Today, May 16, at the ASTM International May Committee Meeting in Denver, Colorado, Massachusetts stem cell biotechnology company Asymmetrex will present a proposal for an interlaboratory evaluation of the company’s AlphaSTEM Test™. Approval of this ASTM evaluation will be an important step in Asymmetrex’s plan to establish the AlphaSTEM Test™ as a stem cell industry standard for specific and accurate counting of therapeutic adult tissue stem cells.
In a FDA-contracted Standard Coordinating Body Workshop held at the National Institute of Standards and Technology in Rockville, Maryland, March 18-19 of this year, Asymmetrex founder and director James L. Sherley, M.D., Ph.D. predicted a sea change in thinking on the feasibility of standards for counting therapeutic adult tissue stem cells. Many of the gathered participants dismissed this idea. Few argued against the importance of having a standard for quantifying the number of stem cells in stem cell treatments, stem cell manufacturing, and drug development. However, many were of the view that establishing a standard was out of the question, because adult tissue stem cell science was not sufficiently mature to support a method for counting its essential principals.

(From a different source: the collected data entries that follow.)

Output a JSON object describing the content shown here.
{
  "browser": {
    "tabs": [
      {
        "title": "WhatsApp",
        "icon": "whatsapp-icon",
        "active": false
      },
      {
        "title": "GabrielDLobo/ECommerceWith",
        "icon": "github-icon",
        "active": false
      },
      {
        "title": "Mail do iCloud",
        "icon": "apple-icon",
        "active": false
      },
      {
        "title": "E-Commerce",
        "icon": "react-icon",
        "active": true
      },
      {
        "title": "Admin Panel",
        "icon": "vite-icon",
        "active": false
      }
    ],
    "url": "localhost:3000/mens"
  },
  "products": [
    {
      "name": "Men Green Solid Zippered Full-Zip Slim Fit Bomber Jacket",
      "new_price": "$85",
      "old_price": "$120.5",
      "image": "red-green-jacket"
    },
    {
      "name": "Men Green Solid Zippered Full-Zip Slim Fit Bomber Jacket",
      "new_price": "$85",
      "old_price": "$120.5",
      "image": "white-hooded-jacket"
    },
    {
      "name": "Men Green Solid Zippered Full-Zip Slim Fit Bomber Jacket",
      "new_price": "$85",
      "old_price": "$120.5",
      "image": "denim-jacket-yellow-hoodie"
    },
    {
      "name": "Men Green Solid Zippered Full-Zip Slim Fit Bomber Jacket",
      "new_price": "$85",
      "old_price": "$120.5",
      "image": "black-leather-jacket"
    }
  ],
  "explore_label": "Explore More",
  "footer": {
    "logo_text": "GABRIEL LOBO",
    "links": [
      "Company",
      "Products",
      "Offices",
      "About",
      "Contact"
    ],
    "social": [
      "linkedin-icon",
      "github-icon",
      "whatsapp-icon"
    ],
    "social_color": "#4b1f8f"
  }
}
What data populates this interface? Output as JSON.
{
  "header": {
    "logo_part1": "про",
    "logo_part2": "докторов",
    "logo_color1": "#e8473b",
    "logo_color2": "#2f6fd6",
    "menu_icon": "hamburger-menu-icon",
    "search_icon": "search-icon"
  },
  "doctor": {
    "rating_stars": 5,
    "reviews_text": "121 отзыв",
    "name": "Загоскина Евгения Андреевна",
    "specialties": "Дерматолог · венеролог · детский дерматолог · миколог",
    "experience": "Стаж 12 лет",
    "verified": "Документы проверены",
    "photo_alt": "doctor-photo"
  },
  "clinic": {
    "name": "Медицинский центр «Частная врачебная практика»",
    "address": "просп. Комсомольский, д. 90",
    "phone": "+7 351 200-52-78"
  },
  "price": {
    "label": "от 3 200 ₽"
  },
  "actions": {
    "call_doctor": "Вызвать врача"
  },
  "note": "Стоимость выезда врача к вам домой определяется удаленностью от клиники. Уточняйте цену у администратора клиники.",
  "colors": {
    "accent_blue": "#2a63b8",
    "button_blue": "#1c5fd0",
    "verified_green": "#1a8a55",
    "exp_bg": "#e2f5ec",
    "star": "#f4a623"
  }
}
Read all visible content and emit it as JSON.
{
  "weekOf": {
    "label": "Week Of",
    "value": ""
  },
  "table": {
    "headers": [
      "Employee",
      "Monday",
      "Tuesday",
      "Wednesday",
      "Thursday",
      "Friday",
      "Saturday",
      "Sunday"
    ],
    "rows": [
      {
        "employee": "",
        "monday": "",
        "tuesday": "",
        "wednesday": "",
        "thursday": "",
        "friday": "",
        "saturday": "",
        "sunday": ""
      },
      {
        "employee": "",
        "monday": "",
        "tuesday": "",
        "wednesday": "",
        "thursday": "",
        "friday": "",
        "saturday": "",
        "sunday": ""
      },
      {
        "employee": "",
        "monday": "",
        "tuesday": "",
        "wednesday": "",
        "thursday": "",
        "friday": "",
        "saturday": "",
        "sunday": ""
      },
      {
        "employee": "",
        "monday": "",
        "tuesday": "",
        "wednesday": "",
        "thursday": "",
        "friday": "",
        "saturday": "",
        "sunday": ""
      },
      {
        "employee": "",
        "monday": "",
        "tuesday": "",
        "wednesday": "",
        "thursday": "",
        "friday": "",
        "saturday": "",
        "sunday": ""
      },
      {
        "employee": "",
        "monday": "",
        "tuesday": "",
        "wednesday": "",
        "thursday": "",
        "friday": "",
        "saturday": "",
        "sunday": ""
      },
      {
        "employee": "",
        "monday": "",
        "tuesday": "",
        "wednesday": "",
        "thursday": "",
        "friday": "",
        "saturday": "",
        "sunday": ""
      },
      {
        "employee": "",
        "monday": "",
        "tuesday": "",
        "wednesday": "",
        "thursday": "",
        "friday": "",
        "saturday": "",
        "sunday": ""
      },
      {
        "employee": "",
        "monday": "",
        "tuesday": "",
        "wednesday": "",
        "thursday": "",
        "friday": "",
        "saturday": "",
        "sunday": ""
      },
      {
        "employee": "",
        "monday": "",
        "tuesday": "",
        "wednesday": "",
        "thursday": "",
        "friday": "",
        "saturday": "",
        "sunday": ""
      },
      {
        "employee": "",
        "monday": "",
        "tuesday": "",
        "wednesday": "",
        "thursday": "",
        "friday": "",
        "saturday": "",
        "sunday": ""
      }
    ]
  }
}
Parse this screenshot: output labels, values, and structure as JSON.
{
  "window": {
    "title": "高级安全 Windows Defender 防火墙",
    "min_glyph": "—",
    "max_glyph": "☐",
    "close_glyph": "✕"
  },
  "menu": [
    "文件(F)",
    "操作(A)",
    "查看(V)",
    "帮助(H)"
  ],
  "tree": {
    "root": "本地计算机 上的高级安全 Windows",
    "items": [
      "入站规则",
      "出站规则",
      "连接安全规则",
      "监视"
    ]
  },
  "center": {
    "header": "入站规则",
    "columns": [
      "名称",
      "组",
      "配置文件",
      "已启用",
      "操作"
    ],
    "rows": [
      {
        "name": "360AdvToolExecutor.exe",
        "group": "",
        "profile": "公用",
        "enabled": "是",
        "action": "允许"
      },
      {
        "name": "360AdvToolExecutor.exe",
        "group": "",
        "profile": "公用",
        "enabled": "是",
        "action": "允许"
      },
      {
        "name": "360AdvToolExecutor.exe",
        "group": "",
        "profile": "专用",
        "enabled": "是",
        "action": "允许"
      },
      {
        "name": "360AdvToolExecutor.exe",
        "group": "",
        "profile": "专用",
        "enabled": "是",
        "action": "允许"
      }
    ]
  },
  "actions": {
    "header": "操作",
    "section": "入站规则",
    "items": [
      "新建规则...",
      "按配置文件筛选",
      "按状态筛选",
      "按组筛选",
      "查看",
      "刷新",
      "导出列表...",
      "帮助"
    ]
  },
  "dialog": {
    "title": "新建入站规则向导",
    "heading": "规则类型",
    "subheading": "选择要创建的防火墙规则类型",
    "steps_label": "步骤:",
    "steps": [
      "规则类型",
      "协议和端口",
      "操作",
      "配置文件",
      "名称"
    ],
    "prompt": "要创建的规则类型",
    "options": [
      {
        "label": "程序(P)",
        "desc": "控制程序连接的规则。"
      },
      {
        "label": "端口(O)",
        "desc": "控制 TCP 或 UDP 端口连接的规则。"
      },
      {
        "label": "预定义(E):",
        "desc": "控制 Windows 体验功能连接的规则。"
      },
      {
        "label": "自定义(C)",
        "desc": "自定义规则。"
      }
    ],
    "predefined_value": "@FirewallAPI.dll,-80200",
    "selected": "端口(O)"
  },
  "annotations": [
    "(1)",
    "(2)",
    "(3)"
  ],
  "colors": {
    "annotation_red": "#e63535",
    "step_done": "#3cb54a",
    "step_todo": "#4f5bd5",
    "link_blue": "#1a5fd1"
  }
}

Sherley, one of a few adult tissue stem cell experts in the workshop, argued passionately to the contrary, based on the merits of his company’s AlphaSTEM Test™, the first reported technology for achieving specific and accurate counting of therapeutic adult tissue stem cells in complex tissue cell preparations. Asymmetrex’s participation in the March SCB Workshop led to an invitation from ASTM International staff for the company to present a proposal for an interlaboratory evaluation of its new test at a future ASTM Committee meeting.
The American Society for Testing and Materials International is a 121 year-old organization that was founded and exists to improve and assure the quality of a vast landscape of industrial manufactured products. ASTM accomplishes this service to humanity by developing worldwide consensus standards for industrial testing and industrial materials. Though founded on standards for factory operations and building materials, its purview now extends well beyond to medical procedures and human tissue cell quality.
Interlaboratory evaluations are an important step on the path to standard certification by ASTM. Asymmetrex gave an initial presentation of its tissue stem cell counting standard concept at an ASTM International Committee Meeting in Washington, D.C. in November 2018. An interlaboratory evaluation was recommended at that time. In today’s proposal presentation, the company will present test property data from its three current cell culture contractor sites, Toxikon Corporation in Massachusetts, Drik in Oklahoma, and the MTECH-BAF in Maryland. The contractor data establish the general high quality of the AlphaSTEM Test™ for determinations of several different therapeutic human adult tissue stem cell types. The proposed interlaboratory study will go further to evaluate similar test properties across five to ten different academic and industrial labs all testing the same source of human tissue stem cells.
Based on the excellent intrinsic test properties observed for Asymmetrex’s individual contractors, Sherley is optimistic that the interlaboratory study will be similarly supportive for moving on to the final stages of ASTM standard certification. “We want for stem cell medicine what ASTM wants for all industries that serve humanity: ‘Helping our world work better.’ Establishing a standard for counting therapeutic adult tissue stem cells will help stem cell medicine work better.”
Asymmetrex, LLC is a Massachusetts life sciences company with a focus on developing technologies to advance stem cell medicine. Asymmetrex’s founder and director, James L. Sherley, M.D., Ph.D. is an internationally recognized expert on the unique properties of adult tissue stem cells. The company’s patent portfolio contains biotechnologies that solve the two main technical problems – production and quantification – that have stood in the way of successful commercialization of human adult tissue stem cells for regenerative medicine and drug development. In addition, the portfolio includes novel technologies for isolating cancer stem cells and producing induced pluripotent stem cells for disease research purposes. Asymmetrex markets the first technology for determination of the dose and quality of tissue stem cell preparations (the “AlphaSTEM Test™”) for use in stem cell transplantation therapies and pre-clinical drug evaluations.